Queste le parole di Ursula von der Leyen nel suo discorso di insediamento a capo della Commissione europea nel luglio 2019. Secondo molti analisti, la von der Leyen in quell’occasione voleva porre le premesse per un cambio di passo dell’UE in campo strategico e geopolitico. Fedeltà agli USA, raffreddamento dei rapporti con la Cina (stop all’accordo sugli investimenti e sanzioni per violazione dei diritti umani nello Xinjiang), circospezione nei confronti della Russia e maggiore autonomia in campo energetico (Green Deal) e industriale (European Chips Act). Non mancavano e non mancano le ambiguità. Su tutte, la dipendenza energetica di Germania e Italia dalla Russia. Ma il dramma della guerra in Ucraina può determinare il cambio di paradigma definitivo.

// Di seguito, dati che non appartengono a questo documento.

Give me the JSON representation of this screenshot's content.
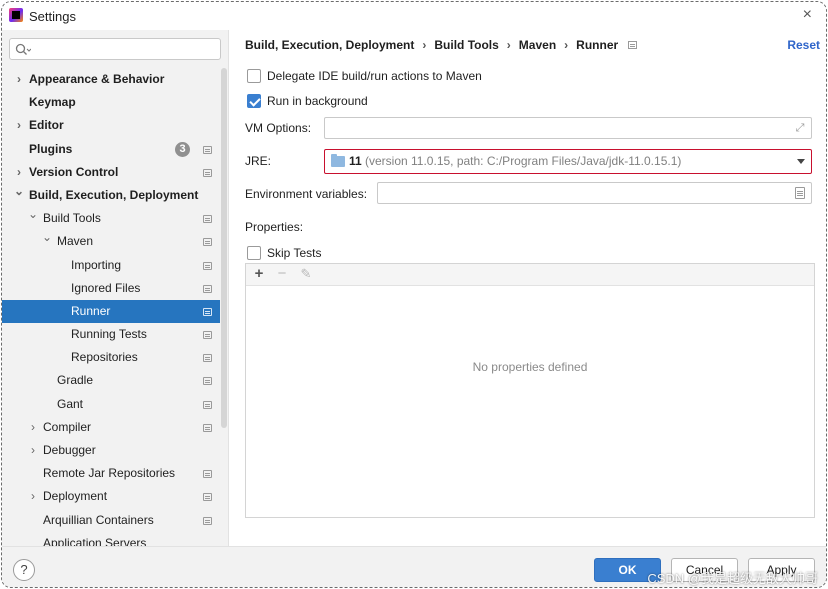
{
  "window": {
    "title": "Settings",
    "close_icon": "×"
  },
  "search": {
    "value": ""
  },
  "sidebar": {
    "items": [
      {
        "label": "Appearance & Behavior",
        "bold": true,
        "expandable": true,
        "expanded": false,
        "level": 0,
        "settings_icon": false
      },
      {
        "label": "Keymap",
        "bold": true,
        "expandable": false,
        "level": 0,
        "settings_icon": false
      },
      {
        "label": "Editor",
        "bold": true,
        "expandable": true,
        "expanded": false,
        "level": 0,
        "settings_icon": false
      },
      {
        "label": "Plugins",
        "bold": true,
        "expandable": false,
        "level": 0,
        "settings_icon": true,
        "badge": "3"
      },
      {
        "label": "Version Control",
        "bold": true,
        "expandable": true,
        "expanded": false,
        "level": 0,
        "settings_icon": true
      },
      {
        "label": "Build, Execution, Deployment",
        "bold": true,
        "expandable": true,
        "expanded": true,
        "level": 0,
        "settings_icon": false
      },
      {
        "label": "Build Tools",
        "bold": false,
        "expandable": true,
        "expanded": true,
        "level": 1,
        "settings_icon": true
      },
      {
        "label": "Maven",
        "bold": false,
        "expandable": true,
        "expanded": true,
        "level": 2,
        "settings_icon": true
      },
      {
        "label": "Importing",
        "bold": false,
        "expandable": false,
        "level": 3,
        "settings_icon": true
      },
      {
        "label": "Ignored Files",
        "bold": false,
        "expandable": false,
        "level": 3,
        "settings_icon": true
      },
      {
        "label": "Runner",
        "bold": false,
        "expandable": false,
        "level": 3,
        "settings_icon": true,
        "selected": true
      },
      {
        "label": "Running Tests",
        "bold": false,
        "expandable": false,
        "level": 3,
        "settings_icon": true
      },
      {
        "label": "Repositories",
        "bold": false,
        "expandable": false,
        "level": 3,
        "settings_icon": true
      },
      {
        "label": "Gradle",
        "bold": false,
        "expandable": false,
        "level": 2,
        "settings_icon": true
      },
      {
        "label": "Gant",
        "bold": false,
        "expandable": false,
        "level": 2,
        "settings_icon": true
      },
      {
        "label": "Compiler",
        "bold": false,
        "expandable": true,
        "expanded": false,
        "level": 1,
        "settings_icon": true
      },
      {
        "label": "Debugger",
        "bold": false,
        "expandable": true,
        "expanded": false,
        "level": 1,
        "settings_icon": false
      },
      {
        "label": "Remote Jar Repositories",
        "bold": false,
        "expandable": false,
        "level": 1,
        "settings_icon": true
      },
      {
        "label": "Deployment",
        "bold": false,
        "expandable": true,
        "expanded": false,
        "level": 1,
        "settings_icon": true
      },
      {
        "label": "Arquillian Containers",
        "bold": false,
        "expandable": false,
        "level": 1,
        "settings_icon": true
      },
      {
        "label": "Application Servers",
        "bold": false,
        "expandable": false,
        "level": 1,
        "settings_icon": false
      }
    ]
  },
  "breadcrumb": [
    "Build, Execution, Deployment",
    "Build Tools",
    "Maven",
    "Runner"
  ],
  "reset_label": "Reset",
  "runner": {
    "delegate_label": "Delegate IDE build/run actions to Maven",
    "delegate_checked": false,
    "background_label": "Run in background",
    "background_checked": true,
    "vm_options_label": "VM Options:",
    "vm_options_value": "",
    "jre_label": "JRE:",
    "jre_version": "11",
    "jre_detail": "(version 11.0.15, path: C:/Program Files/Java/jdk-11.0.15.1)",
    "env_label": "Environment variables:",
    "env_value": "",
    "properties_label": "Properties:",
    "skip_tests_label": "Skip Tests",
    "skip_tests_checked": false,
    "no_properties_text": "No properties defined",
    "toolbar": {
      "add": "+",
      "remove": "−",
      "edit": "✎"
    }
  },
  "footer": {
    "help": "?",
    "ok": "OK",
    "cancel": "Cancel",
    "apply": "Apply",
    "watermark": "CSDN @我是超级无敌大帅哥"
  },
  "colors": {
    "accent": "#2675bf",
    "link": "#2f65ca",
    "highlight_border": "#c8102e"
  }
}
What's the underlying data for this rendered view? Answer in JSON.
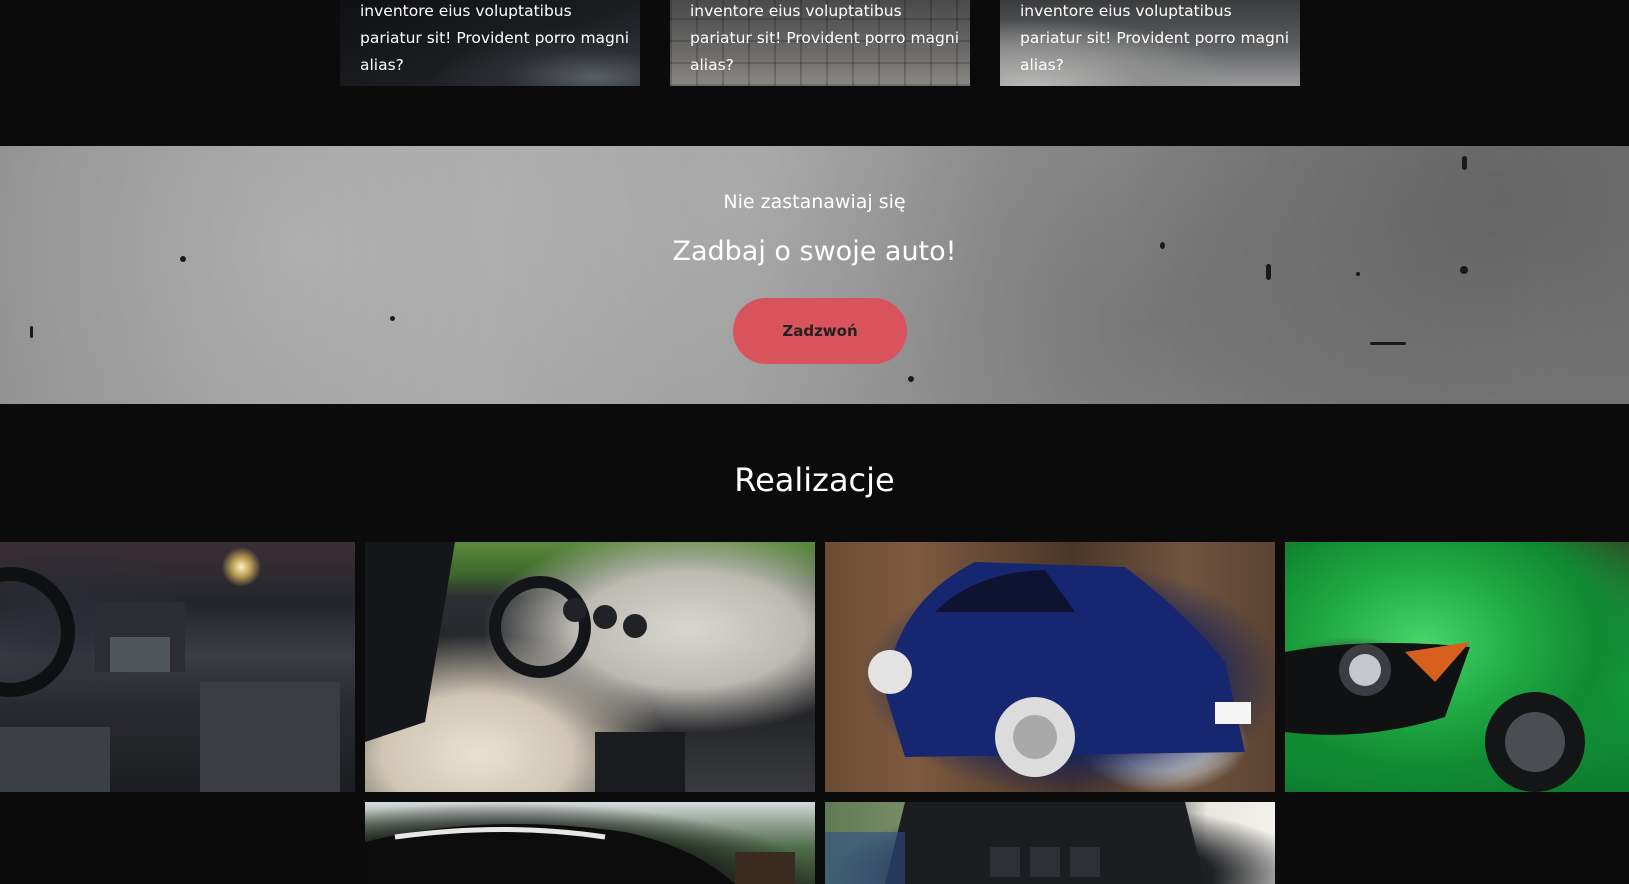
{
  "cards": [
    {
      "text": "inventore eius voluptatibus pariatur sit! Provident porro magni alias?"
    },
    {
      "text": "inventore eius voluptatibus pariatur sit! Provident porro magni alias?"
    },
    {
      "text": "inventore eius voluptatibus pariatur sit! Provident porro magni alias?"
    }
  ],
  "cta": {
    "subtitle": "Nie zastanawiaj się",
    "title": "Zadbaj o swoje auto!",
    "button_label": "Zadzwoń",
    "button_color": "#d9535d"
  },
  "realizacje": {
    "title": "Realizacje",
    "items": [
      {
        "name": "car-interior-bmw"
      },
      {
        "name": "car-interior-mustang"
      },
      {
        "name": "blue-hatchback"
      },
      {
        "name": "green-mustang-front"
      },
      {
        "name": "black-car"
      },
      {
        "name": "suv-trunk"
      }
    ]
  }
}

Dopo qualche tentennamento, la Germania ha sospeso l’approvazione del gasdotto Nord Stream 2 e l’Italia sta partecipando attivamente all’operazione di isolamento politico e finanziario della Federazione Russa (con riserva sull’esclusione dallo SWIFT della compravendita di idrocarburi) e di invio di armamenti per la difesa dell’Ucraina. Intanto, l’Ucraina sotto attacco ha avanzato la richiesta formale di adesione all’UE. Al di là della concreta possibilità di attuazione di questo percorso, siamo in un frangente della storia che può determinare il definitivo salto di qualità dell’UE, da Unione Economica e Monetaria a Unione Geopolitica.